Unfortunately, bed bugs (Cimex lectularius) can come from various sources, and dealing with these persistent critters when you have dogs can be difficult because you don’t want to use harmful chemicals. It’s also common to wonder if they bite your dogs like they do humans and if they live on them like fleas and ticks. The good news is that bed bugs don’t like your pets as much as they like humans, but keep reading for the details on how to tell if your dog is getting bit and what you can do to eliminate bed bugs without harming your dog.
What Are the Signs I Have Bed Bugs in My Home?
You will usually see signs of bed bugs before you see the bugs themselves.
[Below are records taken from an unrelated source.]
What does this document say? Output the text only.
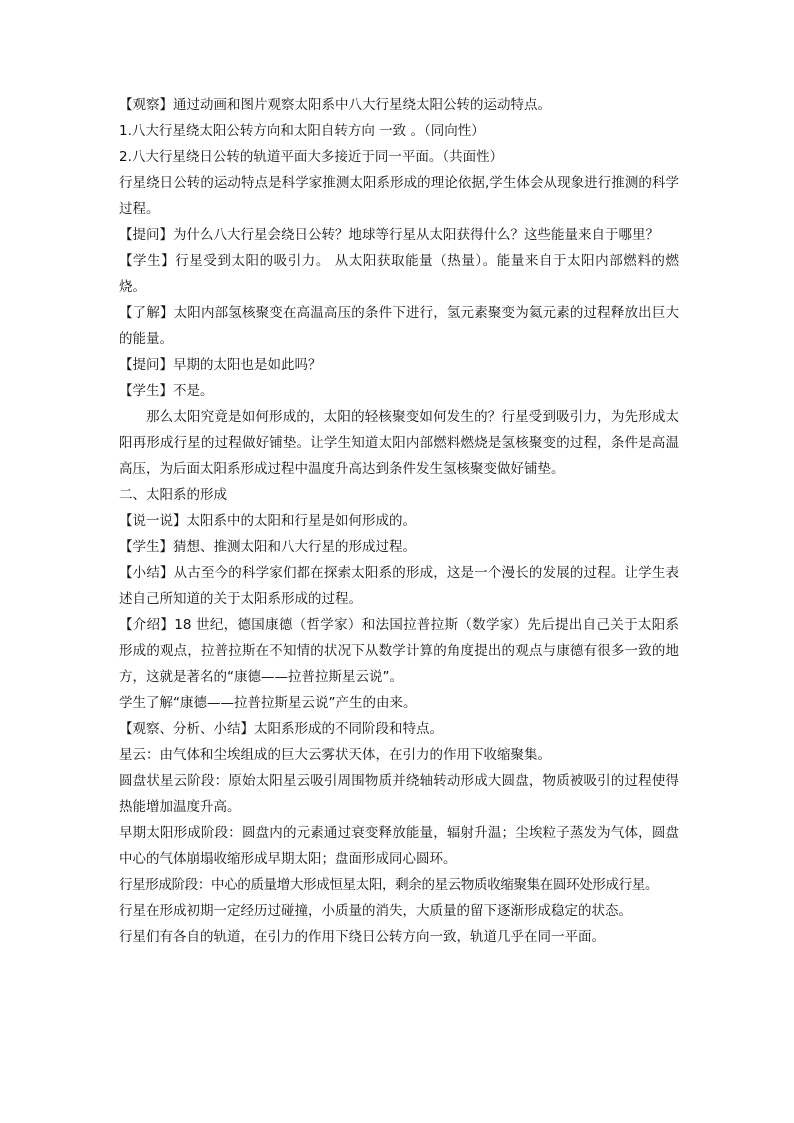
【观察】通过动画和图片观察太阳系中八大行星绕太阳公转的运动特点。
1.八大行星绕太阳公转方向和太阳自转方向 一致 。（同向性）
2.八大行星绕日公转的轨道平面大多接近于同一平面。（共面性）
行星绕日公转的运动特点是科学家推测太阳系形成的理论依据,学生体会从现象进行推测的科学过程。
【提问】为什么八大行星会绕日公转？地球等行星从太阳获得什么？这些能量来自于哪里？
【学生】行星受到太阳的吸引力。 从太阳获取能量（热量）。能量来自于太阳内部燃料的燃烧。
【了解】太阳内部氢核聚变在高温高压的条件下进行，氢元素聚变为氦元素的过程释放出巨大的能量。
【提问】早期的太阳也是如此吗？
【学生】不是。
那么太阳究竟是如何形成的，太阳的轻核聚变如何发生的？行星受到吸引力，为先形成太阳再形成行星的过程做好铺垫。让学生知道太阳内部燃料燃烧是氢核聚变的过程，条件是高温高压，为后面太阳系形成过程中温度升高达到条件发生氢核聚变做好铺垫。
二、太阳系的形成
【说一说】太阳系中的太阳和行星是如何形成的。
【学生】猜想、推测太阳和八大行星的形成过程。
【小结】从古至今的科学家们都在探索太阳系的形成，这是一个漫长的发展的过程。让学生表述自己所知道的关于太阳系形成的过程。
【介绍】18 世纪，德国康德（哲学家）和法国拉普拉斯（数学家）先后提出自己关于太阳系形成的观点，拉普拉斯在不知情的状况下从数学计算的角度提出的观点与康德有很多一致的地方，这就是著名的“康德——拉普拉斯星云说”。
学生了解“康德——拉普拉斯星云说”产生的由来。
【观察、分析、小结】太阳系形成的不同阶段和特点。
星云：由气体和尘埃组成的巨大云雾状天体，在引力的作用下收缩聚集。
圆盘状星云阶段：原始太阳星云吸引周围物质并绕轴转动形成大圆盘，物质被吸引的过程使得热能增加温度升高。
早期太阳形成阶段：圆盘内的元素通过衰变释放能量，辐射升温；尘埃粒子蒸发为气体，圆盘中心的气体崩塌收缩形成早期太阳；盘面形成同心圆环。
行星形成阶段：中心的质量增大形成恒星太阳，剩余的星云物质收缩聚集在圆环处形成行星。
行星在形成初期一定经历过碰撞，小质量的消失，大质量的留下逐渐形成稳定的状态。
行星们有各自的轨道，在引力的作用下绕日公转方向一致，轨道几乎在同一平面。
Clear exoskeletons are one of the first signs, and you will usually find these on the mattress before you make the bed. You may also see black or rusty-colored spots, which are bug droppings. Live bugs are a reddish color and tend to hide when the lights come on in box springs, bed frames, curtain rods, and wallpaper.
How Do I Know If Bed Bugs Are Biting My Dog?
Bed bugs prefer to bite humans, but if the population grows large enough, they might begin feeding on dogs and other animals, including cats, rabbits, and birds. When a bed bug bites a human, it leaves a red bump, and the bumps often form a straight line. You will see similar marks on your dog if you move the fur out of the way so you can see the skin. The good news is that bed bugs will not live on your pet like fleas and will quickly leave after they feed.
How Can I Get Rid of Bed Bugs?
A bed bug infestation can be extremely difficult to get rid of and will take a while. We recommend calling a professional exterminator, but there are a few steps that you can take to keep the population under control while you are waiting for your appointment.
1. Close Off the Room
While bed bugs can and will spread throughout your home, 70% of the population will remain close to the bed. Close the door to the bedrooms, and don’t let your pets inside.
2. Put the Bedding in the Laundry
Bed bugs die quickly in hot temperatures, so running a cycle in the wash is effective in reducing the population in your home. Many people try to turn up the heat in their house, but you can’t reach high enough temperatures this way and will only waste heating fuel. Washing the clothes and sheets in hot water (minimum 120 degrees Fahrenheit) and drying them in a dryer can be an effective way to kill the bugs.
A household dryer is effective for killing bed bugs, including eggs, in approximately 30 minutes. However you can only place in the dryer certain items, so we still recommend you to get an exterminator to treat your home.
3. Use Food-Grade Diatomaceous Earth
Food-grade diatomaceous earth is a powdery substance that is extremely absorbent. It’s made up of fossilized algae, and it will slice into the bed bug and dehydrate it. We recommend sprinkling it around your bed and leaving it for several hours or even days before vacuuming it up. The downside to using diatomaceous earth is that the dust can cause respiratory issues for you and your dog, so make sure you wear a mask while spreading it and keep your dog out of the area.
4. Use Chemical Spray
There are dog-safe chemical sprays available, but you will still need to read the label carefully before using it around your pet. Follow the instructions so your dog doesn’t ingest any harmful chemicals. Other brands may require your family and/or pets to leave the house for several days, so you may need to find a dog sitter if you choose this option.
If you have bed bugs, the good news is that they won’t live on your pet like fleas. If you can eliminate them from your home, they will be gone from your pet too. Unfortunately, getting rid of bed bugs can be extremely difficult, and we recommend calling a professional. The steps listed here may reduce the population significantly, but it will still be a huge undertaking to eliminate them all yourself.